OpenRiak / riak_kv

Riak Key/Value Store
0 stars 0 forks source link

Repeated cost of `aae_fetchclocks_repair` #25

Open martinsumner opened 7 months ago

martinsumner commented 7 months ago

The riak_kv/aae_fetchclocks_repair environment variable is used to handle the issue of corrupted AAE segment hash. The root cause of this issue is unknown, but there may be a circumstance whereby a segment in the AAE tree does not correctly represent the accumulation of Keys/Clocks in that hash.

In that circumstance - in some very rare cases, all 3 vnodes on a cluster may have het same misrepresentation, whilst another cluster (which is in-sync) does not. In this case full-sync will show a single mismatched segment - but clock comparisons will prompt no repairs.

This situation is resolved by the riak_kv_ttaaefs_manager detecting this situation after running an all_check and then calling riak_kv_ttaaefs_manager:trigger_tree_repairs/0. This will switch the environment variable riak_kv/aae_fetchclocks_repair to true, which will prompt the next AAE compare clocks query to use aae_controller:aae_fetchclocks/5 to return the keys and clocks (a query which will also rebuild the AAE tree cache segment for this preflist/vnode).

One riak_kv_ttaaefs_manager detects the clusters are in sync, riak_kv/aae_fetchclocks_repair is reset to false by calling riak_kv_ttaaefs_manager:disable_tree_repairs/0.

Setting this has a local impact on this node only. The faulty cached trees may not be on this node. As each node discovers the faulty cache it will enable the repair mode, and eventually a faulty cache should be detected, and subsequent queries should revert to the standard type.
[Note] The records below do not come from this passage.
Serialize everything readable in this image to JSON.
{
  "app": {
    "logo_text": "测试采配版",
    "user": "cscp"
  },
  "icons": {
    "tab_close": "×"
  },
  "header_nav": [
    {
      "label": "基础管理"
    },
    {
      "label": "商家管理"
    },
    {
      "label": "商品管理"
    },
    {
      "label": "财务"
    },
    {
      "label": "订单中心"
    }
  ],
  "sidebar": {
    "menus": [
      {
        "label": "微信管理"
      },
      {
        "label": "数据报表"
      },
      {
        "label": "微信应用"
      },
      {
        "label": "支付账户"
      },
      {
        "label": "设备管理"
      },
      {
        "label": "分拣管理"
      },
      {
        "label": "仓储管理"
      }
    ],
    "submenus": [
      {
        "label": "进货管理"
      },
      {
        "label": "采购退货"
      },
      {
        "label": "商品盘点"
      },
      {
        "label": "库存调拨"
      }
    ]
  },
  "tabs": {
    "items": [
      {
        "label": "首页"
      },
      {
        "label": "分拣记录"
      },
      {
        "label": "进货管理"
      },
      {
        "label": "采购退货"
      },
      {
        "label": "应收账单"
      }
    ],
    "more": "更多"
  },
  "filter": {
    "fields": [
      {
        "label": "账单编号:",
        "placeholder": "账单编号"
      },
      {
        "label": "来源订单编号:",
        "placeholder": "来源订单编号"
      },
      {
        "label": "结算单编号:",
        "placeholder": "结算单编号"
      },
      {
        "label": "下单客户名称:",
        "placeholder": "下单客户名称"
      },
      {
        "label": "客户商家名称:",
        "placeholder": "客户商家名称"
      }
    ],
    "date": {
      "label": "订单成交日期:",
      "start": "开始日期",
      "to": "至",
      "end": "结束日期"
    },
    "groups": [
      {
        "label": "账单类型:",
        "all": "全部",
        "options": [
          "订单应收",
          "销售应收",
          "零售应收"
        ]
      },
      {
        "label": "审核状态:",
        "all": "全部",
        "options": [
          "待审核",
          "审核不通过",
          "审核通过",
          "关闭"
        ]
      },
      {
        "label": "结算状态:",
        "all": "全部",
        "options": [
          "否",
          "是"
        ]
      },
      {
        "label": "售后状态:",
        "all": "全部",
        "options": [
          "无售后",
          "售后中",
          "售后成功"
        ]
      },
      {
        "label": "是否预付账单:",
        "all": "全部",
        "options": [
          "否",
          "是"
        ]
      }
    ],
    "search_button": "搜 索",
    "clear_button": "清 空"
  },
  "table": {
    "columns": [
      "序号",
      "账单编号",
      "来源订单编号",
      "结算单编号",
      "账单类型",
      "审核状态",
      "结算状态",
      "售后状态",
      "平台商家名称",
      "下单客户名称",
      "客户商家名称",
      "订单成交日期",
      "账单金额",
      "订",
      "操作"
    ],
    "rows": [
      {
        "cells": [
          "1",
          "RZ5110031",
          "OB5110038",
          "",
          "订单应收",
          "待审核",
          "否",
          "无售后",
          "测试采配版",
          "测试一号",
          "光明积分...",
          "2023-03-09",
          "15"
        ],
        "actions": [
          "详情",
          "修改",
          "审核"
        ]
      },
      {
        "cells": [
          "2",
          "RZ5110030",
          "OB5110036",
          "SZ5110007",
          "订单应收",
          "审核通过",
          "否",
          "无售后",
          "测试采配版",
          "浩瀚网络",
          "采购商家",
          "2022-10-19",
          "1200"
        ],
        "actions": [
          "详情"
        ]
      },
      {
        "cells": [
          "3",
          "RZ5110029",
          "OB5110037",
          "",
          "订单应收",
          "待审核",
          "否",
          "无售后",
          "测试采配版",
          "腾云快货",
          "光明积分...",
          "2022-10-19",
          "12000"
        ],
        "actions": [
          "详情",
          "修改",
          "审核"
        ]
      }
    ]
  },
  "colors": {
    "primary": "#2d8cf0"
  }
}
However, during this process an individual vnode may needlessly repair an unbroken segment multiple times. Running a fetch clocks query has an elevated cost, and also lacks concurrency controls (as it uses the per-vnode aae_controller's aae_runner queue rather than the cross-node af3_queue). In a 12 node cluster, the first node to trigger repair will repair each vnode on average 4 times before it is disabled (assuming N=3).